Though the GHL appears to have faltered from a year ago, the schedule of dive openings in areas that alternate every other year show that biomass is actually on the rise for cucumbers.

The GHL for the same harvest areas in the 2018-19 season had been set at 1.48 million pounds. The Alaska Department of Fish and Game conducts population surveys every three years with cukes, and stock assessments last year revealed strong young age classes that will recruit into the fishery, according to Justin Breese, fisheries manager with ADF&G in Ketchikan.

“There were a lot of young cucumbers in that assessment,” he says.

The story isn’t quite as optimistic for geoducks. Though the GHLs vary, based on alternating harvest areas like cucumbers, some dive areas have seen heavy predation by sea otters and high levels of PSP.

“There were some areas lost because biomass fell down a bit,” says Breese. “There were some significant areas lost from that.”

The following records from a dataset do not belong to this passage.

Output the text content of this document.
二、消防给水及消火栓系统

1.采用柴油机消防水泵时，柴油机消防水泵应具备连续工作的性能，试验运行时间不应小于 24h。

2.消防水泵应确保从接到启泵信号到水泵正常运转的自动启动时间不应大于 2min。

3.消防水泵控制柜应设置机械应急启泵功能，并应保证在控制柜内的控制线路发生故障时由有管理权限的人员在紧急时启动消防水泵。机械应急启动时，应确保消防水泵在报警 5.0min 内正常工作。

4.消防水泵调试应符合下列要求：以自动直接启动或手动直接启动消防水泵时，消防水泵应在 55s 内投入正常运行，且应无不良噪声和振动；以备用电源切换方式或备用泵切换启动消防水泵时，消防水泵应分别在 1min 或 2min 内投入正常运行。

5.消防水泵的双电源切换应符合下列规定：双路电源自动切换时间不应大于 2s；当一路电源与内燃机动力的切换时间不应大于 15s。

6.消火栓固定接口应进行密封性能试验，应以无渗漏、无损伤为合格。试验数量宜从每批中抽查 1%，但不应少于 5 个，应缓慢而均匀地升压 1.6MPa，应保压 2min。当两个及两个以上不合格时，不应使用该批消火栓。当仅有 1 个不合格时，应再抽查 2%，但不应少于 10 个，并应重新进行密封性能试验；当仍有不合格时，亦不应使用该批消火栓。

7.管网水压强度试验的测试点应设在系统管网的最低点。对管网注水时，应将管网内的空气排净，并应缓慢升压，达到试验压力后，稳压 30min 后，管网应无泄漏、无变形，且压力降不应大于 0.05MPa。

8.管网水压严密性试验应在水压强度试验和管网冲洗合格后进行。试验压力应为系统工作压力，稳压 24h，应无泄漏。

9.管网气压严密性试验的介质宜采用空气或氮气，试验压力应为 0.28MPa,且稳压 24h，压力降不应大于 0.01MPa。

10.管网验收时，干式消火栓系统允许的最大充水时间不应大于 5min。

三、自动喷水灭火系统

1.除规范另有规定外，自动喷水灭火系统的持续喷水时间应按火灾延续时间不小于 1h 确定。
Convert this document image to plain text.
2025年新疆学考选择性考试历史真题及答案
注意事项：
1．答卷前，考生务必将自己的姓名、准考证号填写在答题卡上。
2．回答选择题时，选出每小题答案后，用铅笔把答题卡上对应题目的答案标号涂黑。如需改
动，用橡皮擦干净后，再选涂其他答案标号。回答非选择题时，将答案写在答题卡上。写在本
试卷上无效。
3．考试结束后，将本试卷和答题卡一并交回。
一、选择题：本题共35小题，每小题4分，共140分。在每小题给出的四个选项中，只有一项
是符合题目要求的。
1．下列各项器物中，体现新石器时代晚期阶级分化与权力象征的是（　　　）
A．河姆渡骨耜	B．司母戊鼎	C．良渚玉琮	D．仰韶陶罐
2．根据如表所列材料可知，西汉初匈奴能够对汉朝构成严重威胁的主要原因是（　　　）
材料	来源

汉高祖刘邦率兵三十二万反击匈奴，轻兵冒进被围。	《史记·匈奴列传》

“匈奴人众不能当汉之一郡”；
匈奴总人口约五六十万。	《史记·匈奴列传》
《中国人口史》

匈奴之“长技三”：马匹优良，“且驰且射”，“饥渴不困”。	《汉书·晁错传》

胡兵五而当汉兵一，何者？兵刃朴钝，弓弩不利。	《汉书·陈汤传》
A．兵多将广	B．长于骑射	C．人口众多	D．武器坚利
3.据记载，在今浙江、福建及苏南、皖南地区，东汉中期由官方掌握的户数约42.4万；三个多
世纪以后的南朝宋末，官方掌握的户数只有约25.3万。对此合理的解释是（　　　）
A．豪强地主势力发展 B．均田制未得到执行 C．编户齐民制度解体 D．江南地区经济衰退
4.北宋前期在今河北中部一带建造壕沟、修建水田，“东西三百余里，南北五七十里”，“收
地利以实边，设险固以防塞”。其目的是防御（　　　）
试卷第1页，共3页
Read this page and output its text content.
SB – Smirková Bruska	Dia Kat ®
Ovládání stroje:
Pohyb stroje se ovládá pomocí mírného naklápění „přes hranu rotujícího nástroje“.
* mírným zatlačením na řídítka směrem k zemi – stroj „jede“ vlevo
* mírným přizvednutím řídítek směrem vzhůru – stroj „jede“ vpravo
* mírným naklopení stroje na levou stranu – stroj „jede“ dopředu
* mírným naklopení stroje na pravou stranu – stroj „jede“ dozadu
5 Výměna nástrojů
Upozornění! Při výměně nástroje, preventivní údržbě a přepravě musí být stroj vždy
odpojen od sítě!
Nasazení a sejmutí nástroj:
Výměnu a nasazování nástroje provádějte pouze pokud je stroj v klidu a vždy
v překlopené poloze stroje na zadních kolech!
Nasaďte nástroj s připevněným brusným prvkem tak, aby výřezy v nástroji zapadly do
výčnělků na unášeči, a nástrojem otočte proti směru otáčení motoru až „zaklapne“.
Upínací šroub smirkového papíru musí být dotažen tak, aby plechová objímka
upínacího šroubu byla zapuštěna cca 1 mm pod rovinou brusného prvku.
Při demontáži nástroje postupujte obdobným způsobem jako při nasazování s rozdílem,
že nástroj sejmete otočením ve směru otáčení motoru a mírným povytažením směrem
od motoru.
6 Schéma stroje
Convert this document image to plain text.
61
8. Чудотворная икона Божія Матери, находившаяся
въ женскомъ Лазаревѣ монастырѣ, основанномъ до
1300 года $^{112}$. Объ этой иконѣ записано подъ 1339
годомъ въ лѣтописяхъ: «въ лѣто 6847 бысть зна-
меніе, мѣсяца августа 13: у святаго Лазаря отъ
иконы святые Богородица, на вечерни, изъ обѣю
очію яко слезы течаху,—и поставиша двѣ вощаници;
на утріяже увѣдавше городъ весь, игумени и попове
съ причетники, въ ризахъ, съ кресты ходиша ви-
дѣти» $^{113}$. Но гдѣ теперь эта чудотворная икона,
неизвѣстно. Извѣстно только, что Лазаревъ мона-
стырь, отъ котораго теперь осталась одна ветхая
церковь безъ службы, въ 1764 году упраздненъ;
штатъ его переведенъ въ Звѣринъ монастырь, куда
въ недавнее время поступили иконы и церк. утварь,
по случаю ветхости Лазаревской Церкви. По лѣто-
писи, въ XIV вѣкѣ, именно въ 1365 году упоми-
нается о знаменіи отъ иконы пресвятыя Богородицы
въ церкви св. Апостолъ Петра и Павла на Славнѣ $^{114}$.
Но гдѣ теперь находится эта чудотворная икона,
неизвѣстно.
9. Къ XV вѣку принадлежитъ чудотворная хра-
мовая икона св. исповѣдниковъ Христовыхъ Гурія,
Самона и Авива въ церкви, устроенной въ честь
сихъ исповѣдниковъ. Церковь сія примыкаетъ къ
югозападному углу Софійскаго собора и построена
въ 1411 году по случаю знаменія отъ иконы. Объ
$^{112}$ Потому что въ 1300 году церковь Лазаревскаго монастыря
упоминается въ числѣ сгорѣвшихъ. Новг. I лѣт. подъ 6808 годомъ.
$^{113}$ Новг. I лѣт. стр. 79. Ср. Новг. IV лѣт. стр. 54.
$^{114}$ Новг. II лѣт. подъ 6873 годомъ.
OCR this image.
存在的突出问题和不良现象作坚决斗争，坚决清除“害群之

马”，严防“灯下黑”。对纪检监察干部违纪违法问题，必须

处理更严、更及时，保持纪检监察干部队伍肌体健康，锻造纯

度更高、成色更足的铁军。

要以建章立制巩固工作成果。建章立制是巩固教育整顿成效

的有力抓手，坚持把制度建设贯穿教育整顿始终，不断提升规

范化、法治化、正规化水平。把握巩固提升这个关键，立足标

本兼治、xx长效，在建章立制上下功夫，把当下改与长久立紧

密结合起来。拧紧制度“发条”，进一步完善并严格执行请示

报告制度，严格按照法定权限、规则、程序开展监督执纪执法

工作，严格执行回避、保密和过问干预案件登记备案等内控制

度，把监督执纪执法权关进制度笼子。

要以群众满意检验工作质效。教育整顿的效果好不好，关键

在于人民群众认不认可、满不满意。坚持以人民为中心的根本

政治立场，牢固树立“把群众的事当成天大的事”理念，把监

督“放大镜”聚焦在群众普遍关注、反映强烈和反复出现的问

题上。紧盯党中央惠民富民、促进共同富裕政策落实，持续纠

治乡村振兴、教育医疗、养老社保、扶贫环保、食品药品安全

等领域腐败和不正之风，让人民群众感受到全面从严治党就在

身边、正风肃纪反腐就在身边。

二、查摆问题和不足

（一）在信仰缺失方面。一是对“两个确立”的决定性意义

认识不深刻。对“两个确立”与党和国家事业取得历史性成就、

As for the markets, covid-19 hampered diving for geoducks last spring when live outlets shut down in China.

“But when the China market reopened, we fished through the summer which was a first for the fishery,” says Phil Doherty, co-executive director of Southeast Alaska Regional Dive Fisheries Association, in Ketchikan. “PSP levels were very low so we were able to fish on a consistent basis and eventually took most of the 700,000 GHL.”

This year, 50 divers are participating in the geoduck fishery with 150 divers focusing their efforts on sea cucumbers.

Ex-vessel prices, however, were softer, Doherty reports, with an average of $4.25 per pound, down from the $6 per pound divers had seen in recent years.

“The market for cukes is more diverse than geoducks,” says Doherty. “So covid-19, while a factor, is not as big a problem as in geoducks.”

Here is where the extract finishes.